"This. Just you attempt the slightest bit of compulsion, or the first grain of trickery—try any thing that's not honest, make a move toward abduction, or take a step toward foul play, and I'll lay you dead in your tracks."
"What do you mean?"
"I mean what I say. I give you fair leave and fair warning, too. I don't intend to interfere in any thing she wishes to do, but I mean she shall not do what she doesn't want to do."
"Do you mean to say that you will exert any control over her actions?"

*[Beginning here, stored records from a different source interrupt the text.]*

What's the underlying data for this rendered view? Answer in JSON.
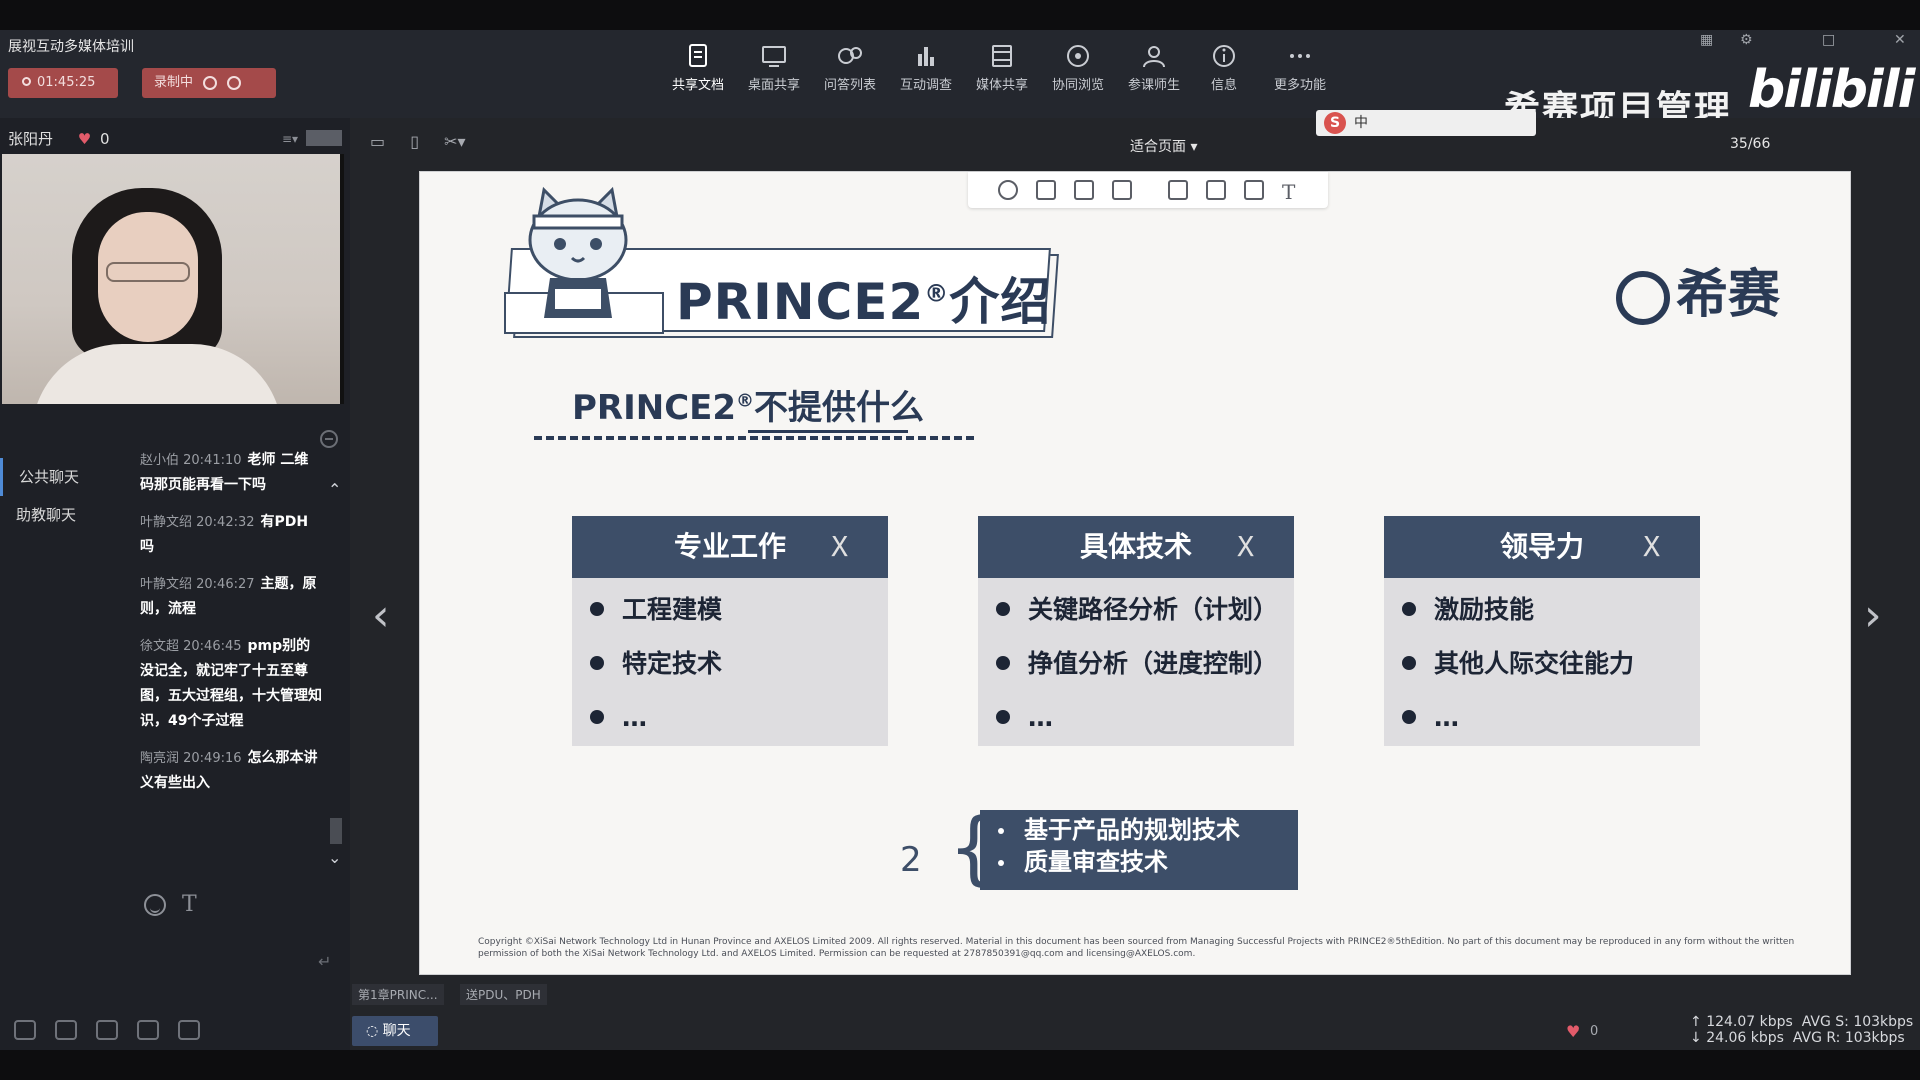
{
  "app": {
    "title": "展视互动多媒体培训",
    "timer": "01:45:25",
    "recording": "录制中"
  },
  "toolbar": {
    "items": [
      {
        "label": "共享文档",
        "icon": "document-share-icon"
      },
      {
        "label": "桌面共享",
        "icon": "desktop-share-icon"
      },
      {
        "label": "问答列表",
        "icon": "qa-list-icon"
      },
      {
        "label": "互动调查",
        "icon": "bar-chart-icon"
      },
      {
        "label": "媒体共享",
        "icon": "media-share-icon"
      },
      {
        "label": "协同浏览",
        "icon": "compass-icon"
      },
      {
        "label": "参课师生",
        "icon": "users-icon"
      },
      {
        "label": "信息",
        "icon": "info-icon"
      },
      {
        "label": "更多功能",
        "icon": "more-icon"
      }
    ]
  },
  "brand": {
    "name": "希赛项目管理",
    "site": "bilibili"
  },
  "left": {
    "presenter": "张阳丹",
    "likes": "0",
    "tabs": [
      "公共聊天",
      "助教聊天"
    ],
    "messages": [
      {
        "meta": "赵小伯 20:41:10",
        "text": "老师 二维码那页能再看一下吗"
      },
      {
        "meta": "叶静文绍 20:42:32",
        "text": "有PDH吗"
      },
      {
        "meta": "叶静文绍 20:46:27",
        "text": "主题，原则，流程"
      },
      {
        "meta": "徐文超 20:46:45",
        "text": "pmp别的没记全，就记牢了十五至尊图，五大过程组，十大管理知识，49个子过程"
      },
      {
        "meta": "陶亮润 20:49:16",
        "text": "怎么那本讲义有些出入"
      }
    ]
  },
  "viewer": {
    "fit": "适合页面",
    "page": "35/66",
    "ime": "中"
  },
  "slide": {
    "title": "PRINCE2",
    "title_mark": "®",
    "title_suffix": "介绍",
    "logo": "希赛",
    "subtitle": "PRINCE2",
    "subtitle_mark": "®",
    "subtitle_suffix": "不提供什么",
    "cards": [
      {
        "head": "专业工作",
        "items": [
          "工程建模",
          "特定技术",
          "…"
        ]
      },
      {
        "head": "具体技术",
        "items": [
          "关键路径分析（计划）",
          "挣值分析（进度控制）",
          "…"
        ]
      },
      {
        "head": "领导力",
        "items": [
          "激励技能",
          "其他人际交往能力",
          "…"
        ]
      }
    ],
    "cross_mark": "X",
    "bottom_items": [
      "基于产品的规划技术",
      "质量审查技术"
    ],
    "hand_number": "2",
    "copyright": "Copyright ©XiSai Network Technology Ltd in Hunan Province and AXELOS Limited 2009. All rights reserved. Material in this document has been sourced from Managing Successful Projects with PRINCE2®5thEdition. No part of this document may be reproduced in any form without the written permission of both the XiSai Network Technology Ltd. and AXELOS Limited. Permission can be requested at 2787850391@qq.com and licensing@AXELOS.com."
  },
  "status": {
    "chapter": "第1章PRINC...",
    "chapter2": "送PDU、PDH",
    "chat_button": "聊天",
    "likes": "0",
    "up_rate": "124.07 kbps",
    "down_rate": "24.06 kbps",
    "avg_s": "AVG S: 103kbps",
    "avg_r": "AVG R: 103kbps"
  }
}
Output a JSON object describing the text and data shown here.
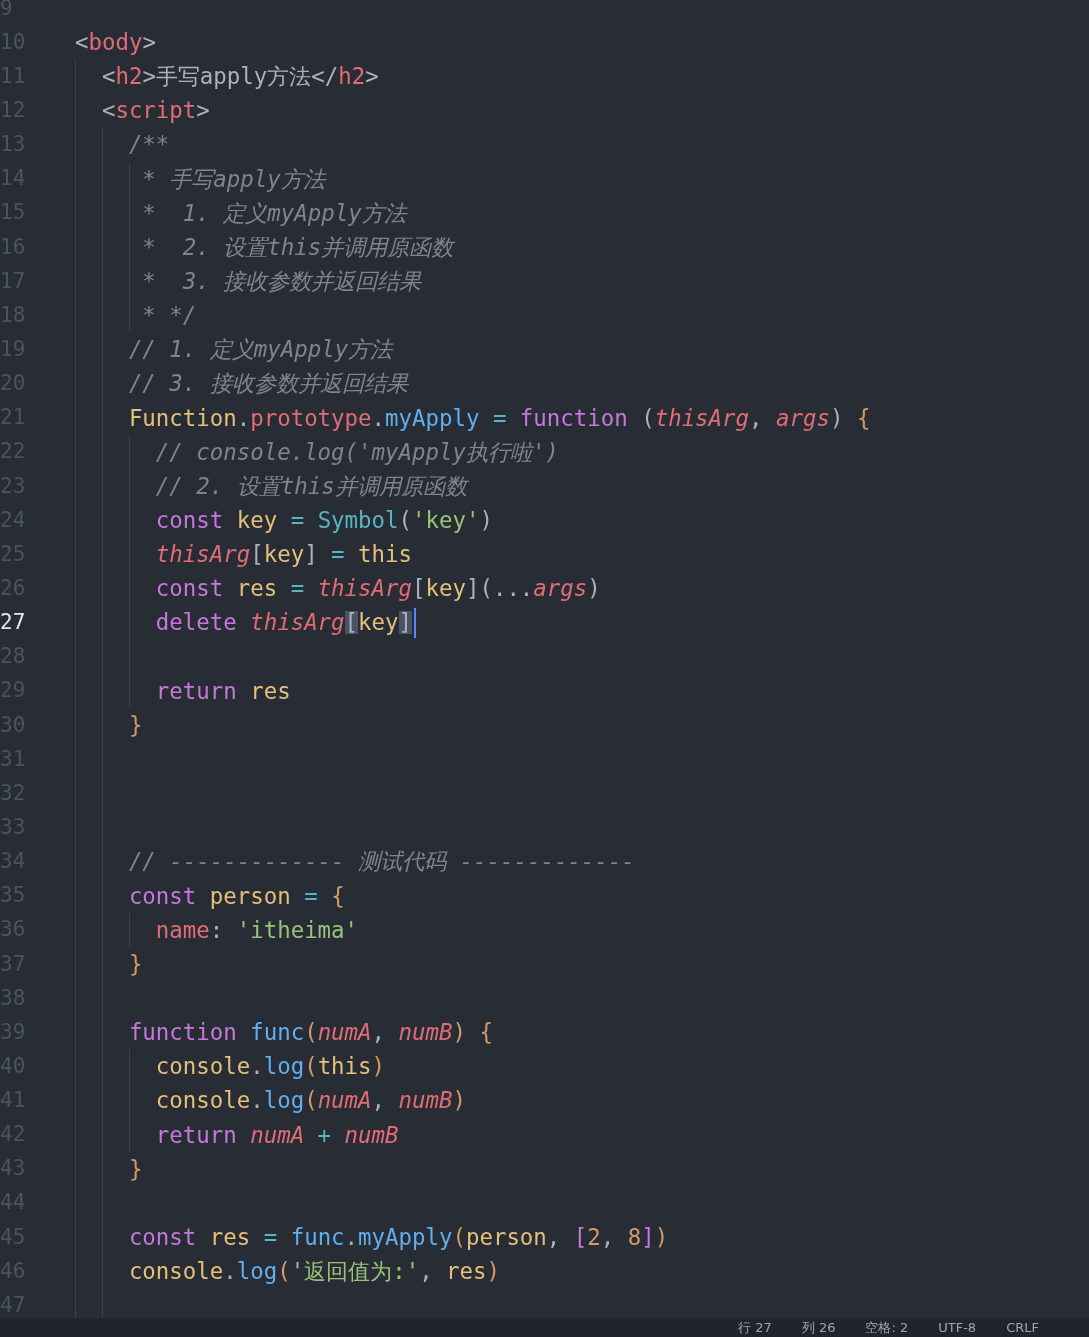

"Yes, just so far as to let her have her own will. She's one of the few persons that I have cared for, and when time stops and the sea gives up its dead, you may, perhaps, see me go back on my dead sister's daughter."
CHAPTER IV.
BILL BLAZE, THE "SNOLLIGOSTER."
At the very edge of the camp-fire lay two men, mutually clutching each other, although hostile operations seemed, for the nonce, to have been suspended. So near to the fire were they that one of them, without relaxing his hold, had been able to give a log thereon a rousing kick which had caused the light to flare up, thus enabling him to obtain a fair view of the other. As Harry Winkle staggered into the circle of light the two men loosened their grips, and with deliberation rose to their feet, one of them returning to its sheath a knife, the other dropping to the ground a hatchet.
"A'mitey Moses, but yer kim neah gittin' a crack across yer skull. What yer want to steal dat hoss fur—eh?"